Die Kindererziehung war bei den Prärie-Indianern eine Verbindung von Nachsicht und strenger Disziplin. Die Indianer schalten oder züchtigten ihre Kinder selbst wegen ernster Untaten nur selten, sondern ermahnten sie nur, würdevoll, bescheiden, rein und ehrlich zu sein. Die Kleinkinder wurden in den gepolsterten Tragen von ihrer Mutter auf dem Rücken überallhin getragen - was vielleicht erklärt, wieso die Indianer nach Meinung vieler Beobachter die schönste Haltung der Welt hatten. Das Kind saß aufrecht im Körbchen, und da dieses sich am Rücken der Mutter befand oder an einem Ast aufgehängt wurde, konnte das Indianerbaby das alltägliche Leben von einem höheren Punkt aus beobachten als unsere Kinder, die entweder in einem Bettchen liegen oder auf dem Boden kriechen. Die Tragkörbchen waren mit Glasperlen, Häuten und Quasten geschmückt.

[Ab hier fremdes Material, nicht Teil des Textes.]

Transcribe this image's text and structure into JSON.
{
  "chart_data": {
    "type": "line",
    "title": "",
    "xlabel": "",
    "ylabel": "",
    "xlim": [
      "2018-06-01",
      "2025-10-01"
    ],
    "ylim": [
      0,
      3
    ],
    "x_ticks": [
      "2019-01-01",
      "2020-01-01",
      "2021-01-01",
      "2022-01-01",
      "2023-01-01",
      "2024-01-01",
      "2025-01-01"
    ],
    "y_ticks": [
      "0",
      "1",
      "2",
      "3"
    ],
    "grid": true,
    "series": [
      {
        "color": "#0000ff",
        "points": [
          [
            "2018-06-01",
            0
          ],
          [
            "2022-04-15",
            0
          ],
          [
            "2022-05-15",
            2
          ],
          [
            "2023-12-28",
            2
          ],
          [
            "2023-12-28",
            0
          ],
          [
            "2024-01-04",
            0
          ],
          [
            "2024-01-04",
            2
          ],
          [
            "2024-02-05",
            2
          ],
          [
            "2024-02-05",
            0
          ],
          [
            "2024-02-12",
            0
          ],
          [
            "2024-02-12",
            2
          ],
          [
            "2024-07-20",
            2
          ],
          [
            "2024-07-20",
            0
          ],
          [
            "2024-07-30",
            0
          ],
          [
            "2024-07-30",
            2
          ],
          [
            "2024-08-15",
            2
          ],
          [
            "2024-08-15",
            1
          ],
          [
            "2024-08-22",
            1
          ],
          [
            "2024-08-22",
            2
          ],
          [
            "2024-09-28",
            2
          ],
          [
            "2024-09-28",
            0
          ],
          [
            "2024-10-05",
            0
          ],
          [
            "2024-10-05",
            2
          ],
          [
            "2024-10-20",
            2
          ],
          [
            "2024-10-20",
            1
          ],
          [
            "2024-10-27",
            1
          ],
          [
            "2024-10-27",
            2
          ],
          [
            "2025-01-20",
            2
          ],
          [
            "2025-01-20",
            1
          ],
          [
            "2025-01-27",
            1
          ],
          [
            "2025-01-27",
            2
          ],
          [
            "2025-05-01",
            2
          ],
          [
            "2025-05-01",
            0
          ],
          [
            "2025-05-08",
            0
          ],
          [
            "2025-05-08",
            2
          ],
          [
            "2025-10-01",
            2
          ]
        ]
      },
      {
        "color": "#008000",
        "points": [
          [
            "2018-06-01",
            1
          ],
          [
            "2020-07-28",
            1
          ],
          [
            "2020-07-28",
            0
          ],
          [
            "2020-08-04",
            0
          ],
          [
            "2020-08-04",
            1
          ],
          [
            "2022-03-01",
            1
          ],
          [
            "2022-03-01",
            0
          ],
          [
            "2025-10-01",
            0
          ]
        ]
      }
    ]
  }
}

In heutigen Indianer-Reservaten wirst du wohl kaum noch Zelte finden - eher Hütten und Wohnwägen. Das hat jedoch nicht viel mit den Schaustücken zu tun, zu denen man Touristen gerne karrt, wenn sie Geschichte auf Disney-Niveau mit Eventcharakter erleben, an statt tatsächliche Verhältnisse kennenlernen wollen!

Nur für die Pow Wows wohnen sie noch in Zelten, die meisten wurden ja zwangsreservatisiert und haben auch nicht mehr die Gelegenheit auf die Jagd zu gehen um Büffel zu jagen.